Его мысли оборвал непонятный, шелестящий свист, который так напугал собак, что они остановились и, припав к снегу, поджимая уши, стали тихо повизгивать.
— Ну, чего испугались? Хоп! — крикнул Григорий собакам и замер…
Впереди, метрах в трехстах левее намеченного им пути, взвился высокий черно-белый фонтан, и тут же докатился резкий хлопок взрыва, больно кольнувший в уши. Ошалевшие собаки, путая постромки, испуганно бросились к каюру.
— Ну, ну, спокойно, — ласково трепал он то одну, то другую, поспешно распутывая постромки. Взрывы следовали один за другим с промежутками в две-три минуты, ложились все левее и левее. «Минометы бьют с берега, решил Бухтияров, не слыша грома выстрелов. — Надо быстрее уходить…»
— Хоп, касатки, рванем! — Собаки под свист Григория выскочили на открытую равнину.

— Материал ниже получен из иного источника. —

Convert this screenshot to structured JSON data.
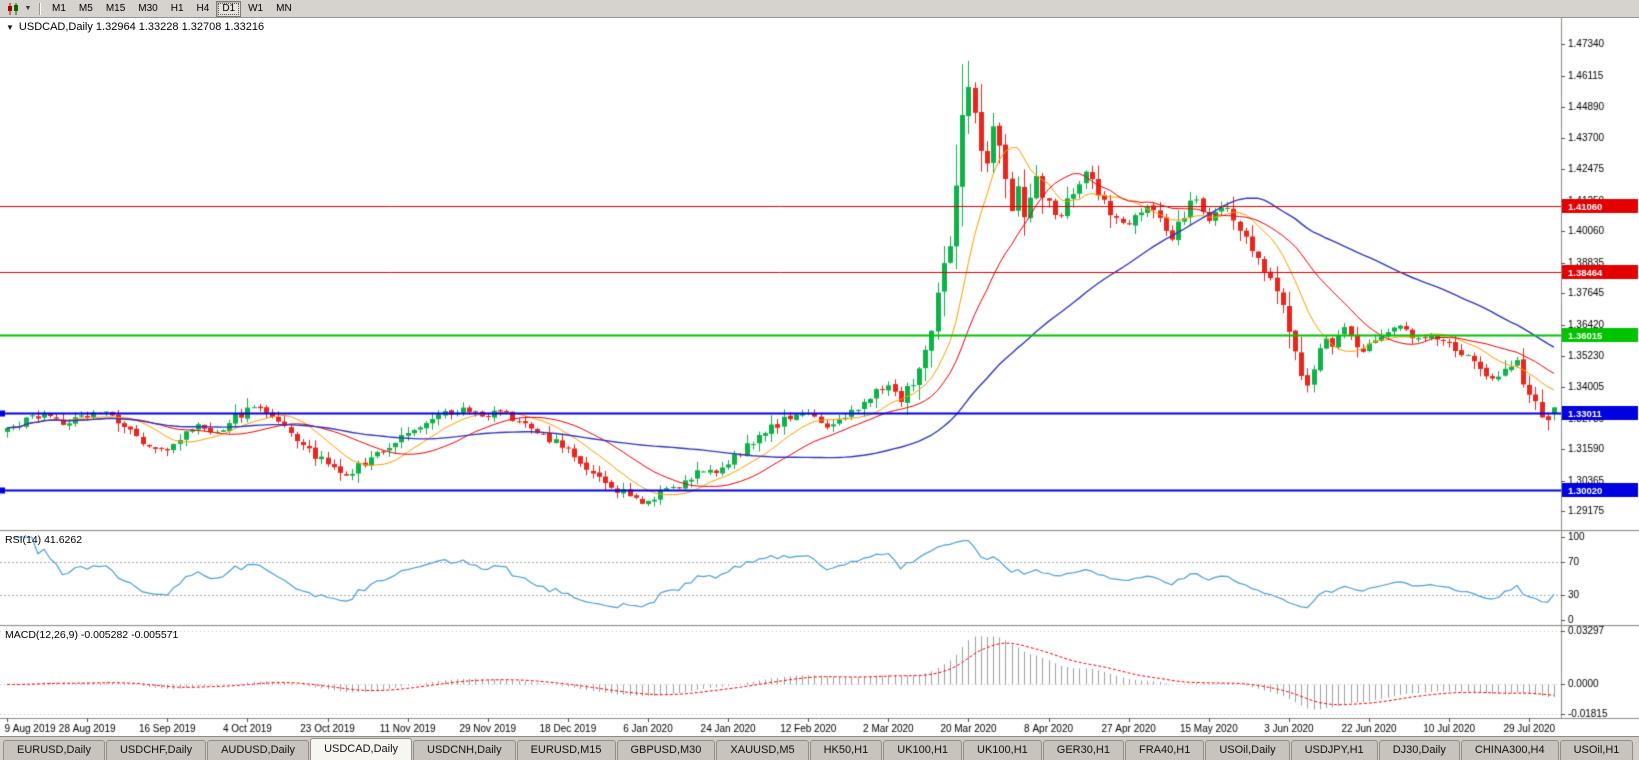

Держась левой рукой за дужку, а правой придерживая затихшего Шайтана, Григорий обернулся и увидел открывшуюся реку, а за ней море. У зимовки суетились люди — и опять послышался противный шелестящий звук. Григорий втянул голову в плечи. Тундра вновь стала дыбиться фонтанами взрывов. Собаки, почуяв опасность, бешено неслись по снежной целине. При помощи остола Григорий тормозил то справа, то слева, менял направление, лавировал, не давая взять себя в «вилку». Мины ложились все ближе. Резко развернув упряжку вправо, Григорий ушел под прикрытие возвышенности. Он проехал километра два до небольшой безымянной речушки, повернул на юг и стал уходить в направлении бухты Воскресенского к охотничьей избушке, где сутки назад оставил Ногаева. Мины падали все реже и реже. Наконец вой и свист осколков прекратились, исчез и кисловатый запах дыма.
«Неужели ушел?» — еще не веря себе, подумал Григории, прислушиваясь к неожиданно наступившей тишине, нарушаемой только тяжелым дыханием упряжки.
— Стоп! — крикнул он, загоняя остол между полозьями нарт.
Закрепив упряжку, достал из мешка полевой бинокль, пилой вырезал из плотного снежного наста большой кусок. Григорий поднялся к пологому гребню, залег и, маскируя голову вырезанным кирпичом снега, навел бинокль на синеющее вдали море и зимовку. На берегу реки уже никого не было. Две подводные лодки с большими белыми номерами на серо-свинцовых рубках покачивались недалеко от берега. С орудий, стоявших на носовой палубе, чехлы были сняты, рядом с ними суетились черные фигурки людей. От берега к лодкам по натянутым леерам подтягивались два клипер-бота, нагруженных мешками и ящиками. Среди моряков, толпившихся у берегового груза, Бухтияров заметил четырех зимовщиков — он узнал их по ушанкам и ватникам. «Пятого нет. Наверное, на радиостанции под надзором фрицев несет вахту», — решил Григорий, протирая быстро запотевшие стекла бинокля и снова приникая к нему. Он увидел, как стволы пушек медленно поворачивались в его сторону и одновременно поднимались под углом вверх…
Григорий осторожно спустился к нартам, осмотрел собак, подправил постромки и тронулся на юг.